Wednesday, January 23, 2008

I Feel Like a Prisoner in my own Skin

I don’t like doing drugs because it makes me feel like a prisoner in my own skin. I’m a curious and neurotic person. I ask a lot of questions, research excessively, blab, and oppose something or another. It’s difficult for me to sustain my natural tendencies if I’m out of it. And I like who I am. Other drugs that put me on overdrive doesn’t have a restrictive feeling, but it makes me feel inferior. If I’m 110% when I’m all sooped up, the bonus accomplishments are a disappointing reminder of how I needed help with that. I know a girl who used to be a med student and was only able to keep up because she was a coked up. She was unwilling to accept that she couldn’t make it on her own and got recreational assistance.
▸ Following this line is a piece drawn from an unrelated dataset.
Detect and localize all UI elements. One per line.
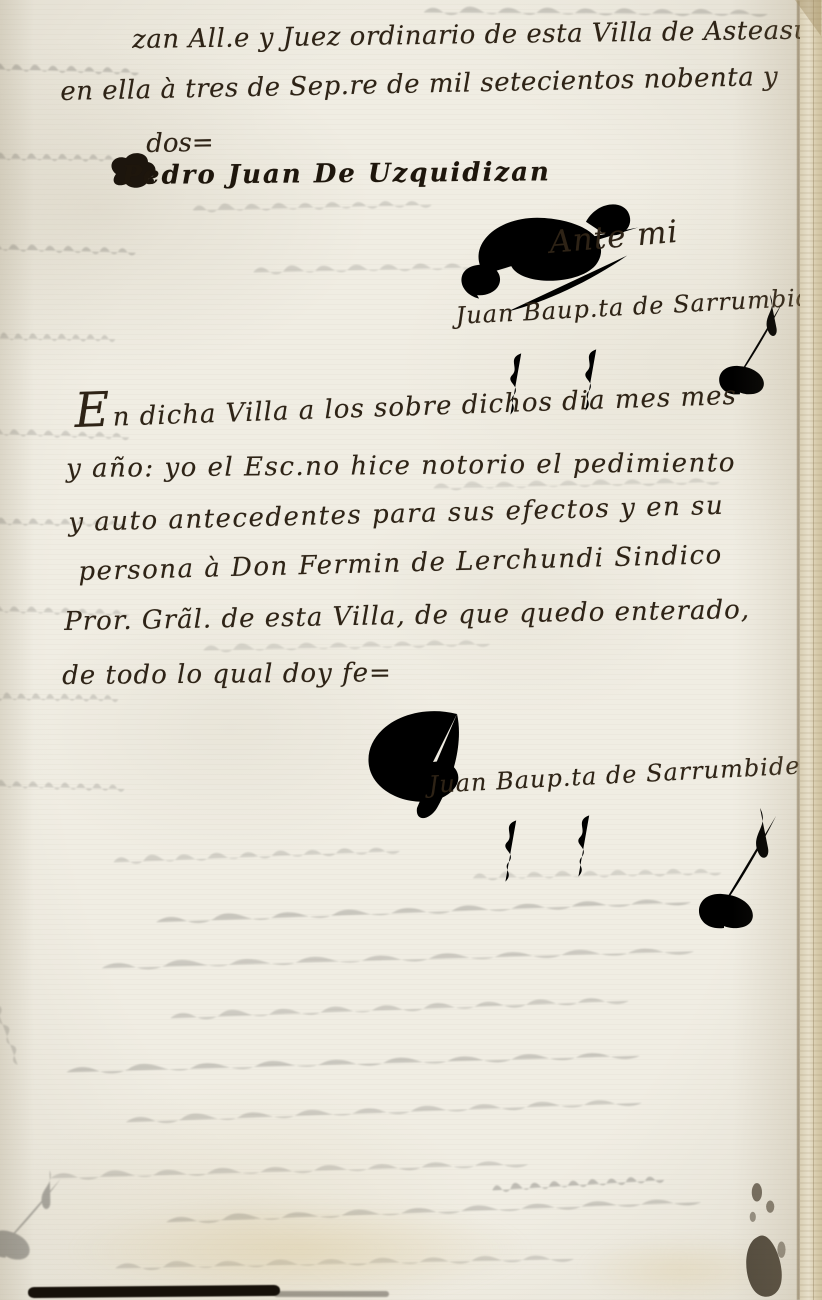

I guess she thought it was easier than facing the truth. I’ve never developed the ability to hide from the truth. And I hate feeling inferior and inadequate. I also have an addictive personality, and it was hell to get my life back on track. Even though I already knew this, it took me a long time before I consciously felt the way I do now. When you’re all drugged up, you don’t focus on who you are and the negative impacts it has on your life. I didn’t do it because I enjoyed it. Well, I did, but I hated that, which is why I’m so surprised when I hear people brag about the shit they do. Why would you be proud of that? Especially weed. I never got that. It’s not an addictive drug. It’s just a way to be lazy with recreational assistance. WTF needs help being lazy? It’s supposed to be a passive activity. I guess I shouldn’t judge. I can argue equally rational points for my past mistakes. I just can’t understand why people wouldn’t want to change. I felt like my choices were taken away from me, and it took me a long time to get that back. I didn’t want it to be like that. It just turned out that way. The way I see it, if the world is so terrible that you need drugs to make it bearable, I wouldn’t want to live. That philosophy scares me because, at times, life becomes unbearable. But that’s why I try to do everything I can to remind me of all the good things.